Harry Brown isn't perfect, but its bloody good. And bloody is the word, with Caine ably combining two of his hallmark personas - the charming old codger and the brutal killer.
“You’ve failed to maintain your weapon, son” says Caine before blowing away a psychotic drug-dealer. This is the pivotal point where his character shifts from One Foot in the Grave mode into Grand Torino/Dirty Harry/Death Wish/Brave One/Get Carter mode.

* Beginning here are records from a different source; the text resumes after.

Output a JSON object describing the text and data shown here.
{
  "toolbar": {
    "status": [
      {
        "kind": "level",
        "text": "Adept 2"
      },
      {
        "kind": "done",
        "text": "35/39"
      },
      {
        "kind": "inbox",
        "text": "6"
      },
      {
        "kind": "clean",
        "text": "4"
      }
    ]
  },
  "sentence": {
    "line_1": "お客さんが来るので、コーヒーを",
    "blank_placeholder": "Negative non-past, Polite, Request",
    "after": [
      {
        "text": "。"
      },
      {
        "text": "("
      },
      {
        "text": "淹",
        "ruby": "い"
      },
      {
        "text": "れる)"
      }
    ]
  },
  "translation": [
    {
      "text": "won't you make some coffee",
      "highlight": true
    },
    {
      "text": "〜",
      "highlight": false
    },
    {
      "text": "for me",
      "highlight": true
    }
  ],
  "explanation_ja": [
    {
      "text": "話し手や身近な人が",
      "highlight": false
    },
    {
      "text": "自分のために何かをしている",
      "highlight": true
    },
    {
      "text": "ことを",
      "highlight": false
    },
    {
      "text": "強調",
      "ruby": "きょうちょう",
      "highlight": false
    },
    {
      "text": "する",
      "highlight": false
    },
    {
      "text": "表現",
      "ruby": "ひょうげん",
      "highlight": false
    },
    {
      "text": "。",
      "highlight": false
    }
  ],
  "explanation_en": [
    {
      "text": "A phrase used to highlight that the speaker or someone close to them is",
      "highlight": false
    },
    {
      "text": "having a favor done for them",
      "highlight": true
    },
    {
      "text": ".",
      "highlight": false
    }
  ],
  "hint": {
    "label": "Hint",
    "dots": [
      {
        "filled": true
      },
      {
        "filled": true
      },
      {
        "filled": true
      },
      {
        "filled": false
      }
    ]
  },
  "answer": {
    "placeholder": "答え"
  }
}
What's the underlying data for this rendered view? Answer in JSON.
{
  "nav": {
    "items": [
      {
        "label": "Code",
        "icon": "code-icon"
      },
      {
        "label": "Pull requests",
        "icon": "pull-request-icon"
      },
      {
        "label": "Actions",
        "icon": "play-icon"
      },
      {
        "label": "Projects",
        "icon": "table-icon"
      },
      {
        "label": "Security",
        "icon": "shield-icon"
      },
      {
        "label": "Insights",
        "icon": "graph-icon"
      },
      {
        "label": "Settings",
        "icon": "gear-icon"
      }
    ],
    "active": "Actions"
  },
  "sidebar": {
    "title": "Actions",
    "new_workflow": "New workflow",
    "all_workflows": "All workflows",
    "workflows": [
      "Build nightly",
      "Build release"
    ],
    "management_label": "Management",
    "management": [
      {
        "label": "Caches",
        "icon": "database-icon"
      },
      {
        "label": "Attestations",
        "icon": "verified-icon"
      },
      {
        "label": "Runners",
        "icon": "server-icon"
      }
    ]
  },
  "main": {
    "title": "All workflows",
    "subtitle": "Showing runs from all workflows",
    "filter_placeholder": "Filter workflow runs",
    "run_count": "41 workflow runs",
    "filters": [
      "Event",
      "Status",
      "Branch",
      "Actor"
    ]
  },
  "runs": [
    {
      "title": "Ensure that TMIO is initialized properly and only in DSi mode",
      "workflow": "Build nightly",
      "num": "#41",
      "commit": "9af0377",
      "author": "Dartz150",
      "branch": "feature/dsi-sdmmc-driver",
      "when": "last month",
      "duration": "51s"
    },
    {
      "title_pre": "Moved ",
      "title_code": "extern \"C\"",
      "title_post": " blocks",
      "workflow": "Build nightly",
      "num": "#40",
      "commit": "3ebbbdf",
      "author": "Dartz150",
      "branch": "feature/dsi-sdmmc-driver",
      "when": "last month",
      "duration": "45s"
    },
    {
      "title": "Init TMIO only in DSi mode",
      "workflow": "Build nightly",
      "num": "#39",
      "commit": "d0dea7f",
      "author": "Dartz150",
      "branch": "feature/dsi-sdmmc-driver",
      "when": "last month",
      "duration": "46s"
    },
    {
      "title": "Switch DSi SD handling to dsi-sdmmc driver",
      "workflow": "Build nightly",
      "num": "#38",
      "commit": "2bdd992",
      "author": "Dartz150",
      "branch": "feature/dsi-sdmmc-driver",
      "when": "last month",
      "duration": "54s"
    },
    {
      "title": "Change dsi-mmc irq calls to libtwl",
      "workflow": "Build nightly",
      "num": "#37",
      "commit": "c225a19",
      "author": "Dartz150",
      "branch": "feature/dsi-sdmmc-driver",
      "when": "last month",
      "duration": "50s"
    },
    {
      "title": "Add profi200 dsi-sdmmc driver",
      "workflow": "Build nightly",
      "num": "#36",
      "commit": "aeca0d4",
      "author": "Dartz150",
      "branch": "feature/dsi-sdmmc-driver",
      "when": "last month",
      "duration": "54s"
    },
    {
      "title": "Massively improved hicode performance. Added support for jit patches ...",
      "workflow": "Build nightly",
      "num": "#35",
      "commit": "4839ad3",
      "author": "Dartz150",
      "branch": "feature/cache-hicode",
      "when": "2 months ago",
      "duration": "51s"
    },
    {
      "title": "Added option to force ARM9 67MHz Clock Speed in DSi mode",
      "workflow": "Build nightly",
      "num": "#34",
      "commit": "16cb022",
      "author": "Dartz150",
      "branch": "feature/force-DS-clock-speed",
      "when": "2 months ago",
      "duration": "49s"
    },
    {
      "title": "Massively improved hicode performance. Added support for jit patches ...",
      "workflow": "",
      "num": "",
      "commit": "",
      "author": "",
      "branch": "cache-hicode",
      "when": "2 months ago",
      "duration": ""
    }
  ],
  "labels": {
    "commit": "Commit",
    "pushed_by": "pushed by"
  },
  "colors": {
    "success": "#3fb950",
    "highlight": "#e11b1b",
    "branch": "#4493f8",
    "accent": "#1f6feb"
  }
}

For my money, Harry Brown steers too far clear of the quietly understated moral ambiguity of Grand Torino and leans too heavily towards Brave One/Death Wish territory. Caine, however, is every bit as as good as Eastwood, in both cases it is because the audience knows these doddering old men are actually Dirty Harry /Jack Carter that we feel the tension right from the start - it is really hard NOT to want to see the scumbags blown away. Even the cops in Harry Brown are totally accepting of murder when it is certain types of people being done in by certain other types. This is not a morally complex film, it is bad guys vs good guys, and you can guess which side Harry is on and you can guess who is going to LOSE!
Oh, and it features local Dulwich celeb Ian Glen as a twit of a senior cop who gets it all badly wrong.